Bernd Reichel - Selina - etwas Chaos gefällig?

  • Die Raumstation Europa ist Handlungsort dieses sehr ungewöhnlichen SF-Romans. Ich bin mir auch nicht sicher, ob es sich bei diesem Werk vielleicht um eine Parodie handelt, denn ernstnehmen konnte ich keine der Figuren. Der Schreibstil – auktorial im Präsens – trägt da sein Übriges zu bei. Die Dialoge killen dann jeden Ansatz eines echten SF-Romans endgültig. Beispiel: "Nun seien Sie doch nicht so nervös, Commodore, es ist doch nur ein gequetschter Fingernagel und nicht der Angriff der Teletubbies."
    Zuerst wird seitenlang nur die Raumstation beschrieben. Hat man sich da durchgekämpft, erscheinen endlich die Hauptfiguren. Selina Martinez hat den Rang eines Oberst und ist stellvertretende Kommandantin der Raumstation. Bordärztin ist Dr. Monika Kremer, außerdem steht Selina noch die stets etwas überdreht wirkende Oberst Cilli Ewenz zur Seite, so wie Commodore Angelo Ventura.
    Dem Roman fehlt ein roter Faden, eine Motivation der einzelnen Figuren ist ebenso wenig zu erkennen wie eine zielgerichtete Handlung.

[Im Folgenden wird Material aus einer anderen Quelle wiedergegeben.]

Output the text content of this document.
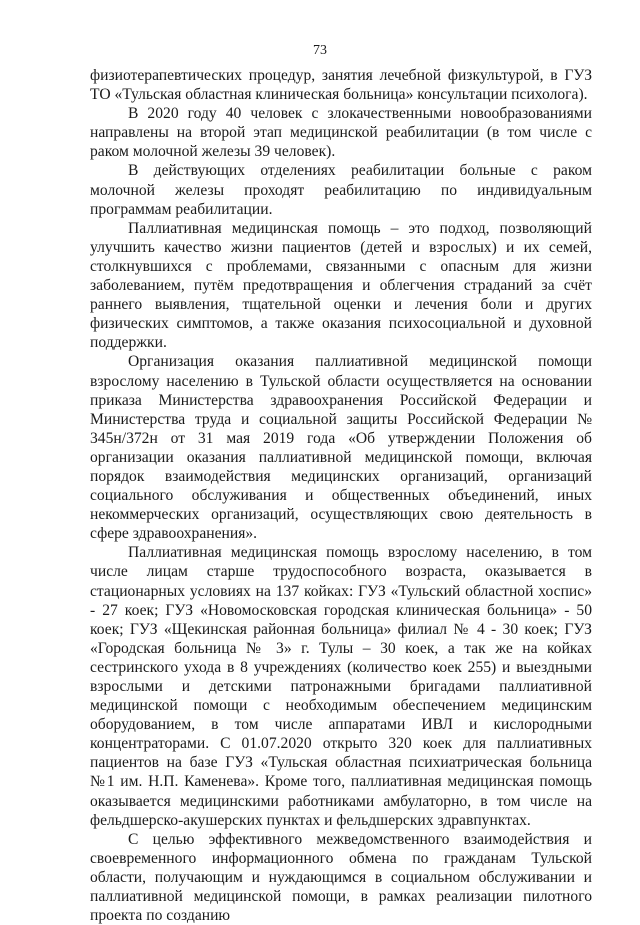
73

физиотерапевтических процедур, занятия лечебной физкультурой, в ГУЗ ТО «Тульская областная клиническая больница» консультации психолога).

В 2020 году 40 человек с злокачественными новообразованиями направлены на второй этап медицинской реабилитации (в том числе с раком молочной железы 39 человек).

В действующих отделениях реабилитации больные с раком молочной железы проходят реабилитацию по индивидуальным программам реабилитации.

Паллиативная медицинская помощь – это подход, позволяющий улучшить качество жизни пациентов (детей и взрослых) и их семей, столкнувшихся с проблемами, связанными с опасным для жизни заболеванием, путём предотвращения и облегчения страданий за счёт раннего выявления, тщательной оценки и лечения боли и других физических симптомов, а также оказания психосоциальной и духовной поддержки.

Организация оказания паллиативной медицинской помощи взрослому населению в Тульской области осуществляется на основании приказа Министерства здравоохранения Российской Федерации и Министерства труда и социальной защиты Российской Федерации № 345н/372н от 31 мая 2019 года «Об утверждении Положения об организации оказания паллиативной медицинской помощи, включая порядок взаимодействия медицинских организаций, организаций социального обслуживания и общественных объединений, иных некоммерческих организаций, осуществляющих свою деятельность в сфере здравоохранения».

Паллиативная медицинская помощь взрослому населению, в том числе лицам старше трудоспособного возраста, оказывается в стационарных условиях на 137 койках: ГУЗ «Тульский областной хоспис» - 27 коек; ГУЗ «Новомосковская городская клиническая больница» - 50 коек; ГУЗ «Щекинская районная больница» филиал № 4 - 30 коек; ГУЗ «Городская больница № 3» г. Тулы – 30 коек, а так же на койках сестринского ухода в 8 учреждениях (количество коек 255) и выездными взрослыми и детскими патронажными бригадами паллиативной медицинской помощи с необходимым обеспечением медицинским оборудованием, в том числе аппаратами ИВЛ и кислородными концентраторами. С 01.07.2020 открыто 320 коек для паллиативных пациентов на базе ГУЗ «Тульская областная психиатрическая больница №1 им. Н.П. Каменева». Кроме того, паллиативная медицинская помощь оказывается медицинскими работниками амбулаторно, в том числе на фельдшерско-акушерских пунктах и фельдшерских здравпунктах.

С целью эффективного межведомственного взаимодействия и своевременного информационного обмена по гражданам Тульской области, получающим и нуждающимся в социальном обслуживании и паллиативной медицинской помощи, в рамках реализации пилотного проекта по созданию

Es wird das Leben auf der Raumstation beschrieben, inklusive einer Art intergalaktischer Talkshow und überwiegend ziemlich schwachsinnigen, unglaubwürdigen Freizeit- und sonstigen Beschäftigungen.
    Nach 70 Seiten war ich von dem Stil und Inhalt dermaßen genervt, dass ich nahe dran war, das Buch abzubrechen. Ich hab dann weitergelesen, in der Hoffnung, dass doch noch irgendetwas passieren wird, das Spannung hineinbringt. War nur leider nicht der Fall.

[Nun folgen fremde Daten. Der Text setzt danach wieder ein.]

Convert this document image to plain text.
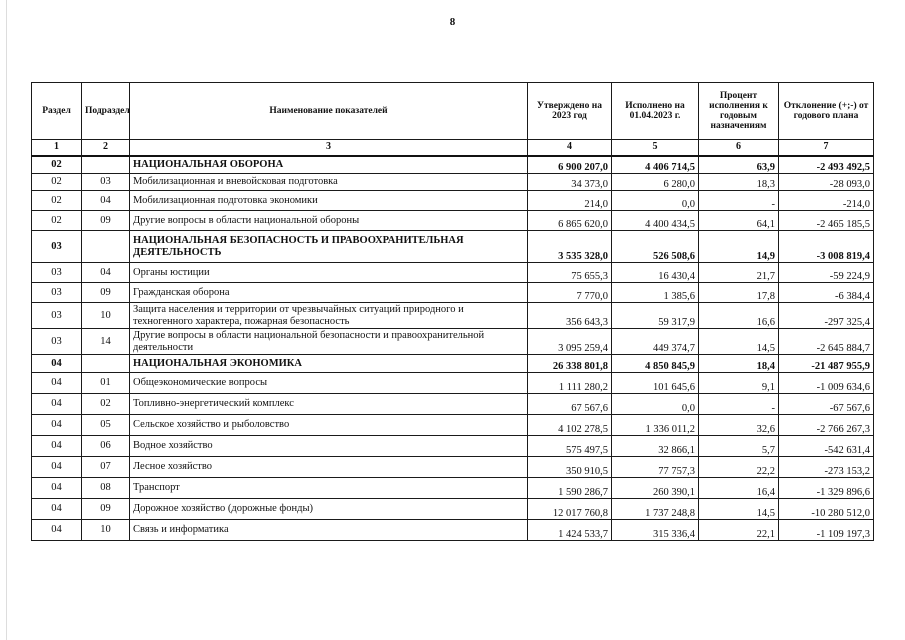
8
Раздел	Подраздел	Наименование показателей	Утверждено на 2023 год	Исполнено на 01.04.2023 г.	Процент исполнения к годовым назначениям	Отклонение (+;-) от годового плана
1	2	3	4	5	6	7
02		НАЦИОНАЛЬНАЯ ОБОРОНА	6 900 207,0	4 406 714,5	63,9	-2 493 492,5
02	03	Мобилизационная и вневойсковая подготовка	34 373,0	6 280,0	18,3	-28 093,0
02	04	Мобилизационная подготовка экономики	214,0	0,0	-	-214,0
02	09	Другие вопросы в области национальной обороны	6 865 620,0	4 400 434,5	64,1	-2 465 185,5
03		НАЦИОНАЛЬНАЯ БЕЗОПАСНОСТЬ И ПРАВООХРАНИТЕЛЬНАЯ ДЕЯТЕЛЬНОСТЬ	3 535 328,0	526 508,6	14,9	-3 008 819,4
03	04	Органы юстиции	75 655,3	16 430,4	21,7	-59 224,9
03	09	Гражданская оборона	7 770,0	1 385,6	17,8	-6 384,4
03	10	Защита населения и территории от чрезвычайных ситуаций природного и техногенного характера, пожарная безопасность	356 643,3	59 317,9	16,6	-297 325,4
03	14	Другие вопросы в области национальной безопасности и правоохранительной деятельности	3 095 259,4	449 374,7	14,5	-2 645 884,7
04		НАЦИОНАЛЬНАЯ ЭКОНОМИКА	26 338 801,8	4 850 845,9	18,4	-21 487 955,9
04	01	Общеэкономические вопросы	1 111 280,2	101 645,6	9,1	-1 009 634,6
04	02	Топливно-энергетический комплекс	67 567,6	0,0	-	-67 567,6
04	05	Сельское хозяйство и рыболовство	4 102 278,5	1 336 011,2	32,6	-2 766 267,3
04	06	Водное хозяйство	575 497,5	32 866,1	5,7	-542 631,4
04	07	Лесное хозяйство	350 910,5	77 757,3	22,2	-273 153,2
04	08	Транспорт	1 590 286,7	260 390,1	16,4	-1 329 896,6
04	09	Дорожное хозяйство (дорожные фонды)	12 017 760,8	1 737 248,8	14,5	-10 280 512,0
04	10	Связь и информатика	1 424 533,7	315 336,4	22,1	-1 109 197,3
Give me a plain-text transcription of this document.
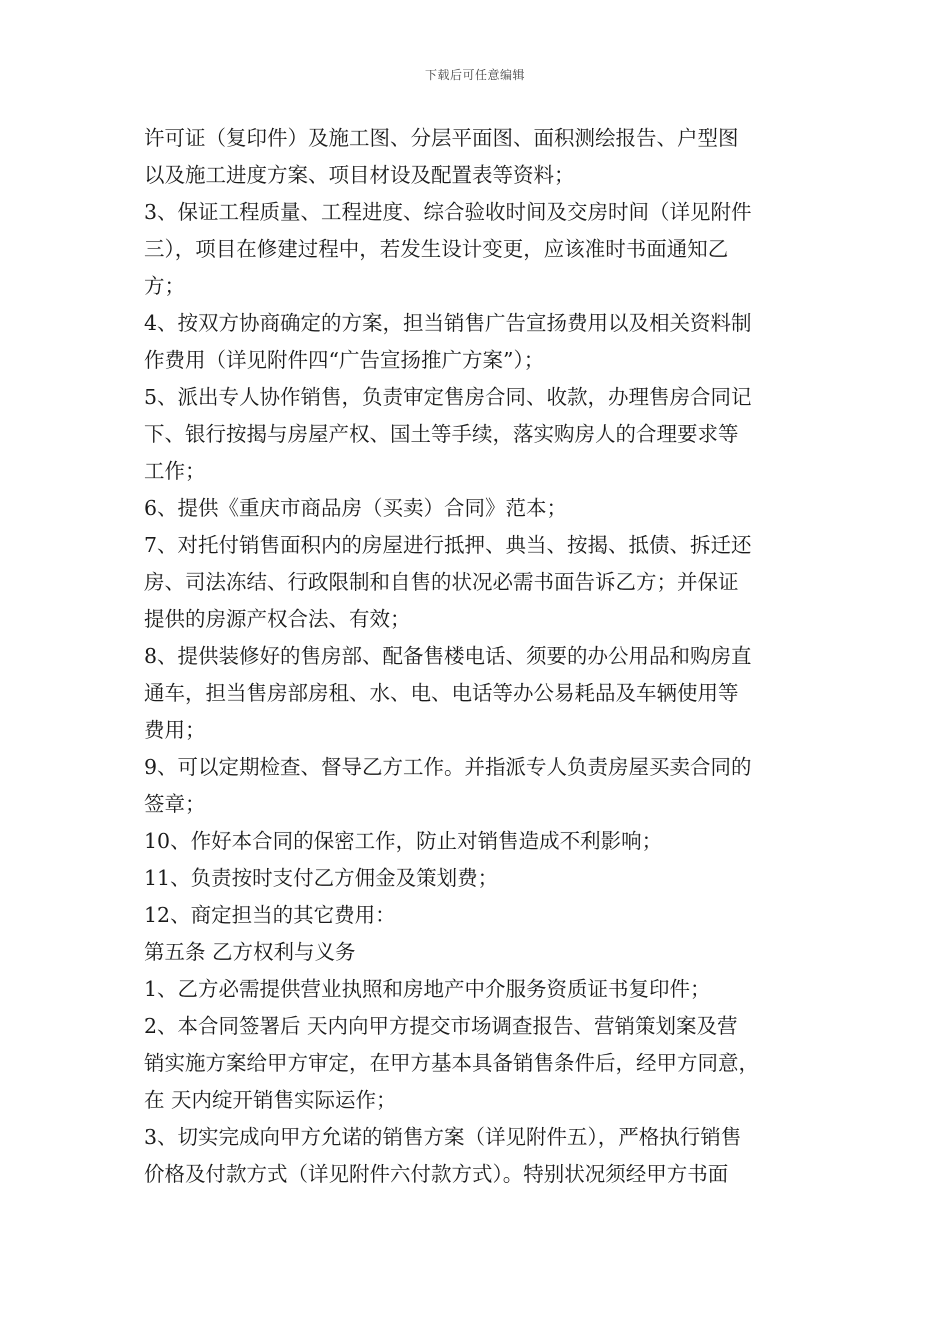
下载后可任意编辑
许可证（复印件）及施工图、分层平面图、面积测绘报告、户型图
以及施工进度方案、项目材设及配置表等资料；
3、保证工程质量、工程进度、综合验收时间及交房时间（详见附件
三），项目在修建过程中，若发生设计变更，应该准时书面通知乙
方；
4、按双方协商确定的方案，担当销售广告宣扬费用以及相关资料制
作费用（详见附件四“广告宣扬推广方案”）；
5、派出专人协作销售，负责审定售房合同、收款，办理售房合同记
下、银行按揭与房屋产权、国土等手续，落实购房人的合理要求等
工作；
6、提供《重庆市商品房（买卖）合同》范本；
7、对托付销售面积内的房屋进行抵押、典当、按揭、抵债、拆迁还
房、司法冻结、行政限制和自售的状况必需书面告诉乙方；并保证
提供的房源产权合法、有效；
8、提供装修好的售房部、配备售楼电话、须要的办公用品和购房直
通车，担当售房部房租、水、电、电话等办公易耗品及车辆使用等
费用；
9、可以定期检查、督导乙方工作。并指派专人负责房屋买卖合同的
签章；
10、作好本合同的保密工作，防止对销售造成不利影响；
11、负责按时支付乙方佣金及策划费；
12、商定担当的其它费用：
第五条 乙方权利与义务
1、乙方必需提供营业执照和房地产中介服务资质证书复印件；
2、本合同签署后 天内向甲方提交市场调查报告、营销策划案及营
销实施方案给甲方审定，在甲方基本具备销售条件后，经甲方同意，
在 天内绽开销售实际运作；
3、切实完成向甲方允诺的销售方案（详见附件五），严格执行销售
价格及付款方式（详见附件六付款方式）。特别状况须经甲方书面
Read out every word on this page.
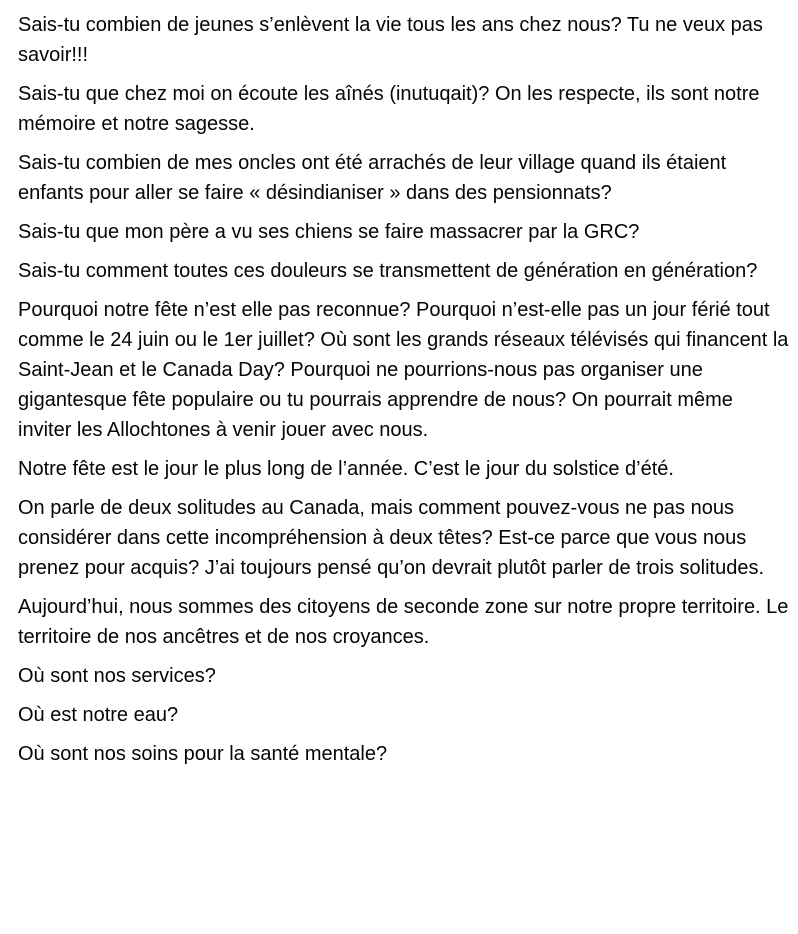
Sais-tu combien de jeunes s’enlèvent la vie tous les ans chez nous? Tu ne veux pas savoir!!!

Sais-tu que chez moi on écoute les aînés (inutuqait)? On les respecte, ils sont notre mémoire et notre sagesse.

Sais-tu combien de mes oncles ont été arrachés de leur village quand ils étaient enfants pour aller se faire « désindianiser » dans des pensionnats?

Sais-tu que mon père a vu ses chiens se faire massacrer par la GRC?

Sais-tu comment toutes ces douleurs se transmettent de génération en génération?

Pourquoi notre fête n’est elle pas reconnue? Pourquoi n’est-elle pas un jour férié tout comme le 24 juin ou le 1er juillet? Où sont les grands réseaux télévisés qui financent la Saint-Jean et le Canada Day? Pourquoi ne pourrions-nous pas organiser une gigantesque fête populaire ou tu pourrais apprendre de nous? On pourrait même inviter les Allochtones à venir jouer avec nous.

Notre fête est le jour le plus long de l’année. C’est le jour du solstice d’été.

On parle de deux solitudes au Canada, mais comment pouvez-vous ne pas nous considérer dans cette incompréhension à deux têtes? Est-ce parce que vous nous prenez pour acquis? J’ai toujours pensé qu’on devrait plutôt parler de trois solitudes.

Aujourd’hui, nous sommes des citoyens de seconde zone sur notre propre territoire. Le territoire de nos ancêtres et de nos croyances.

Où sont nos services?

Où est notre eau?

Où sont nos soins pour la santé mentale?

    Positiv sei anzumerken, dass erfreulich wenige Tippfehler drin sind, Grammatikfehler finden sich allerdings einige.
    SF-Romane mit weiblichen Hauptfiguren sind mir ja normalerweise sehr willkommen, hier allerdings zeigte sich leider wenig der erhofften Frauenpower. Was auch daran liegt, dass eine Ausarbeitung der Charaktere praktisch nicht vorhanden ist.
    Das Buch ist in stabiler Taschenbuchbindung, auch Druck und Layout machen einen ordentlichen Eindruck.
    Das Cover, nun ja, links unten ist recht klein eine nackte Frau von hinten, farblich ist es okay und die Schriftzüge sind auch gut platziert.
    Der Untertitel verspricht ja bereits "Leben und Liebe auf der Raumbasis Europa" – dem wird das Buch dann durchaus auch gerecht, wobei ein aufregendes und abenteuerreicheres Leben vermutlich Spannung in die lahme, sich hinziehende Handlung gebracht hätte. Ein Liebesroman ist es aber absolut nicht, die Beziehung zwischen Ventura und Selina spielt keine besonders große Rolle und ist auch im Grunde gar keine Liebesbeziehung.
    Das Buch endet ohne ein Ende, der Autor weist auf einen zweiten Teil hin.
    Für mich ein absoluter Riesenflop, es ist grottenschlecht geschrieben, lächerliche Figuren, null Spannung, auch der auf dem Klappentext angekündigte Humor ist nicht vorhanden.